Про 7 ноября
Главная до недавнего времени — да и ныне памятная — дата нашего праздничного календаря отмечается сейчас довольно забавным образом. Официальная формулировка гласит: на Красной площади проводятся шествие в честь парада, состоявшегося 7-го ноября 1941-го года. Формально это правильно: такой парад в тот день действительно был. Но наша власть стесняется сказать, а в честь чего, собственно, был парад. А парад был, как известно, в честь 24-й годовщины Великой Октябрьской социалистической революции.

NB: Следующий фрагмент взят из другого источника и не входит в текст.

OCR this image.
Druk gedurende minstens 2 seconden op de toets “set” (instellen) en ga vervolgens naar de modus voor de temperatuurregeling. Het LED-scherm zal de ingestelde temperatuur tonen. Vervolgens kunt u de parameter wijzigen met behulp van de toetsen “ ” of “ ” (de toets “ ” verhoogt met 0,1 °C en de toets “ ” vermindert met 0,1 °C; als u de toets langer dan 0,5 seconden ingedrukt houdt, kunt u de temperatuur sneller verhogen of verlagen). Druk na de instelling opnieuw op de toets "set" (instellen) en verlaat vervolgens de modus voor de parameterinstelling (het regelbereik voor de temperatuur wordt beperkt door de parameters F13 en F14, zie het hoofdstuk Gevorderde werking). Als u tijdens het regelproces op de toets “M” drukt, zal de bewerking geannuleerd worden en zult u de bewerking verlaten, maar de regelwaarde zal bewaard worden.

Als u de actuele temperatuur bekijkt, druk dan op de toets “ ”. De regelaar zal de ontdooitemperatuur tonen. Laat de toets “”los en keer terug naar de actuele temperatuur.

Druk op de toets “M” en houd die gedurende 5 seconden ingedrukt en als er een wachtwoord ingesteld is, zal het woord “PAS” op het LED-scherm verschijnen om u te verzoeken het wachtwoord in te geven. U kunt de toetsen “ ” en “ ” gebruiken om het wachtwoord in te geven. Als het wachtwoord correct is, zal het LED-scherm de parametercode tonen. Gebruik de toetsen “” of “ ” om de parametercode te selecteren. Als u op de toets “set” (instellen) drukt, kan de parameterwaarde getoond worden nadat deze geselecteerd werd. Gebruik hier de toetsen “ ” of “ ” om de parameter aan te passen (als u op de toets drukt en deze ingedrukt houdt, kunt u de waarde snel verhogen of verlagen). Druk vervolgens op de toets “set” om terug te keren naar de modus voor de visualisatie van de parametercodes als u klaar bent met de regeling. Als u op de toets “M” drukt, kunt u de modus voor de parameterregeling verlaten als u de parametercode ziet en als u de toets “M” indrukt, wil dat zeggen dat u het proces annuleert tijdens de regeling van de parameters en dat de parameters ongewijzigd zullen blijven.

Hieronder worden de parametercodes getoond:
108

Причём торжества в честь этого события — и тогда, и сейчас — вполне заслуженны и обоснованны. Ведь, как ни крути, а оно в значительной степени определило всю нашу жизнь на несколько десятилетий. В частности, современный анализ доказывает: без этой революции мы бы гарантированно проиграли войну, в ходе которой состоялся парад. Проиграли по очень простой и очень печальной причине, несколько раз обсуждённой в моих собственных публикациях и с коллегами: наша страна до этой революции с каждым годом отставала от большей части мира и отставала с каждым годом всё дальше.

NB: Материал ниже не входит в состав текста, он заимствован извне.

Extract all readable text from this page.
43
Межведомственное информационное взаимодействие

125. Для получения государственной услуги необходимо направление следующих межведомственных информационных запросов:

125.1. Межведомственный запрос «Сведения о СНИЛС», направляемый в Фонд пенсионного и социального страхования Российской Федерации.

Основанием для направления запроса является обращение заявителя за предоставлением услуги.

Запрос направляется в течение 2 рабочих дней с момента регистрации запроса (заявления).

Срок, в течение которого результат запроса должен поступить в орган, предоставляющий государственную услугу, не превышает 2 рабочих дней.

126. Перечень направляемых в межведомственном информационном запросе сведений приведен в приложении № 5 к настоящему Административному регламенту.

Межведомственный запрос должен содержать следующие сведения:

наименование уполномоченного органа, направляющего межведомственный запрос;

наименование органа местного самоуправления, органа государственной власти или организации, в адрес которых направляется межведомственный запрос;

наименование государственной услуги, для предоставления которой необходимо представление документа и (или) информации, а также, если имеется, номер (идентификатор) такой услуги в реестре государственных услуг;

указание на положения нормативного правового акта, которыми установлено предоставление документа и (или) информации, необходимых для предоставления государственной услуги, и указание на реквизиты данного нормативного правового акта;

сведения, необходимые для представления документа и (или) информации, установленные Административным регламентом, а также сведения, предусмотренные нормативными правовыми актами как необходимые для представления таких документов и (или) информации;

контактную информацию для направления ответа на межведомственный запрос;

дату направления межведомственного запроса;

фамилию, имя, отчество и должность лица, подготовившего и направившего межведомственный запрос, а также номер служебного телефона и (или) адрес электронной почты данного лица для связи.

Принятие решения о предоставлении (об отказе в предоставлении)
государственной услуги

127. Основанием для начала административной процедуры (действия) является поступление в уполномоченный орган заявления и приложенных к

Это может показаться странным, поскольку очень часто мы видим ссылки на статистику: до революции наша страна около четырёх десятилетий была на первом месте в мире по скорости развития экономики. Да, такие статистические данные действительно есть — но при этом наше отставание от других ведущих стран непрерывно росло.
Практически одновременно началось бурное хозяйственное развитие в трёх крупных странах. В 1861-м году в России отменено крепостное право, до того мешавшее развитию примерно трети населения — и развитие всей страны (а не только этой трети) резко ускорилось. В 1865-м году закончилась гражданская война в Соединённых Государствах Америки, причём в ходе этой гражданской войны отменено тамошнее рабство — в 1863 году, на два года позже, чем в России отменено крепостное право (а оно, честно говоря, далеко не рабство) — и там тоже ускорилось развитие. В 1870-м году почти все немецкие государства, кроме Австрии да всякой мелочи вроде Люксембурга да Нидерландов, объединились в Германскую империю: получился единый рынок с единой политикой — и там развитие тоже ускорилось. Начиная с этих ключевых моментов и до начала Первой мировой войны, по всем формальным показателям наивысшая скорость развития была в Российской империи. Но в то же самое время российская экономика в 1913-м году составляла меньшую долю от германской или американской, чем четырьмя десятилетиями ранее. Мы вроде бежали быстрее других — и в то же время от других отстали.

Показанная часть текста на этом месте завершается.